Taking this trademark symbol as a jump off point, I began to further expand on Skülly and took him on as a muse. He would be the character that I’d build a world around.
Introducing Skülly in…Rib Caged
We join our hero, Skülly: a loveable, young (but flawed) skeleton-like character, who is mid-stride of an adventure, and running away from something — although we are not quite sure what. Cool and collected, he takes a large leap off a cliff to escape whatever was chasing him. Skülly is prepared: he has a parachute to soften his landing, but on his way down, Skülly crashes, dizzying himself and loses a limb (something that has been a problem his whole life). As he gets up from his crash, his head is upside down and things are looking pretty strange. He rolls his eyes and flips his head back upright as something catches his eye off screen.
Curious, Skülly comes across a large, enticing, adventurous looking room, which is an adventure he cannot simply pass up. The room looks like an old ancient temple, but with glowing blue lines all around the door: almost alien upon first glance. The door leads to a dungeon, or temple of sort — an ancient but futuristic crossbreed. As Skülly steps in, the building appears to be bigger in the inside…

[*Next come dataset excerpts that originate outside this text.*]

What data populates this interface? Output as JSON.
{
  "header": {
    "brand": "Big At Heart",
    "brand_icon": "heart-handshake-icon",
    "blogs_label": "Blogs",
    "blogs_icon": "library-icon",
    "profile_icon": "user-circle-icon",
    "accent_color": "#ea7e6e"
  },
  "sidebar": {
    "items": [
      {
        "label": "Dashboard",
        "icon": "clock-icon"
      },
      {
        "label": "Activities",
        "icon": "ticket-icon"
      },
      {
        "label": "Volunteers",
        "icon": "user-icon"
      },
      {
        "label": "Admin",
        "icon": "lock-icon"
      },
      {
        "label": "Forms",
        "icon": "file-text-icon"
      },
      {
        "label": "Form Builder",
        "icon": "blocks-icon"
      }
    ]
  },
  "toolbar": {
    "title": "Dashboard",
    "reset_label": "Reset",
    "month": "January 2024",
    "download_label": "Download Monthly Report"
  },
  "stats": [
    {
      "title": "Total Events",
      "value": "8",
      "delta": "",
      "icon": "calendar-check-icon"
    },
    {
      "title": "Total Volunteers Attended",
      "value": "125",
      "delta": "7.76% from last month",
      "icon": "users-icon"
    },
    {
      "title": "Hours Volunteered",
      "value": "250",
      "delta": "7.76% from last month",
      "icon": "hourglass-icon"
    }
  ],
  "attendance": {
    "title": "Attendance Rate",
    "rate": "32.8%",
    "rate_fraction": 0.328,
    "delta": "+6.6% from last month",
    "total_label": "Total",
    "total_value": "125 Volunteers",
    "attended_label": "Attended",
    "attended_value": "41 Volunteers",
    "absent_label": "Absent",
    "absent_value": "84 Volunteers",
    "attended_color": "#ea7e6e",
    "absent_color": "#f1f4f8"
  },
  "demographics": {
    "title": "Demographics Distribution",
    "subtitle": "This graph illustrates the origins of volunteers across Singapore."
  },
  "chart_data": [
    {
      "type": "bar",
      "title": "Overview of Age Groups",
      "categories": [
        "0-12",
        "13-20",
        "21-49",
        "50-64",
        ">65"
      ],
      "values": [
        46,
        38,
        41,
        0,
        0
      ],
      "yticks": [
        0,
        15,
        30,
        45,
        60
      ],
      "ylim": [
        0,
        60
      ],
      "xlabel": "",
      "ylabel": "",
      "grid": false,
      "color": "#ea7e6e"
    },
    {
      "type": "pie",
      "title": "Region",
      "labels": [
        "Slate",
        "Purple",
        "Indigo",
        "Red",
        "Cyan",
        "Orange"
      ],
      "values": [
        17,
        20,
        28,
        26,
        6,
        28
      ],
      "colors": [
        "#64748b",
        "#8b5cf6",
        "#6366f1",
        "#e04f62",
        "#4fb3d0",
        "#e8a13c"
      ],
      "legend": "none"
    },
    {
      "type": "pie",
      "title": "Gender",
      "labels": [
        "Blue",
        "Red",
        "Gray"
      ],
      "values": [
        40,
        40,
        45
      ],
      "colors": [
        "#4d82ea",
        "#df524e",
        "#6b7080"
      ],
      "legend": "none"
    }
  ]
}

From here we get a glimpse into the rest of the story (which has been storyboarded but not animated) of Skülly making his way through this temple filled with various rooms. There is of course a twist, that prevents him from escaping through to the other side until he can learn to take a step back from frustration and panic and learn to use some of his own insecurities to his advantage as a way to overcome the problem.
Creating the Story
This was the most uncomfortable start of a project I think I’ve ever come across. Basically, I came to our “writers table” (which was made up of four friends Adam Danielson, Latham Arnott, Jeff Guerra, and Jeremy Lwamugira) and spilled out this long complicated idea and general beats of a story I’d like to tell. Jeremy and Jeff I have known for some 20+ years and Adam and Latham I had only met a few years prior through freelance. This made for a wonderful balance of things, with Jeremy and Jeff able to extract the weird ideas I couldn’t quite convey with words, and Adam and Latham there as a less biased judge in the ideas themselves.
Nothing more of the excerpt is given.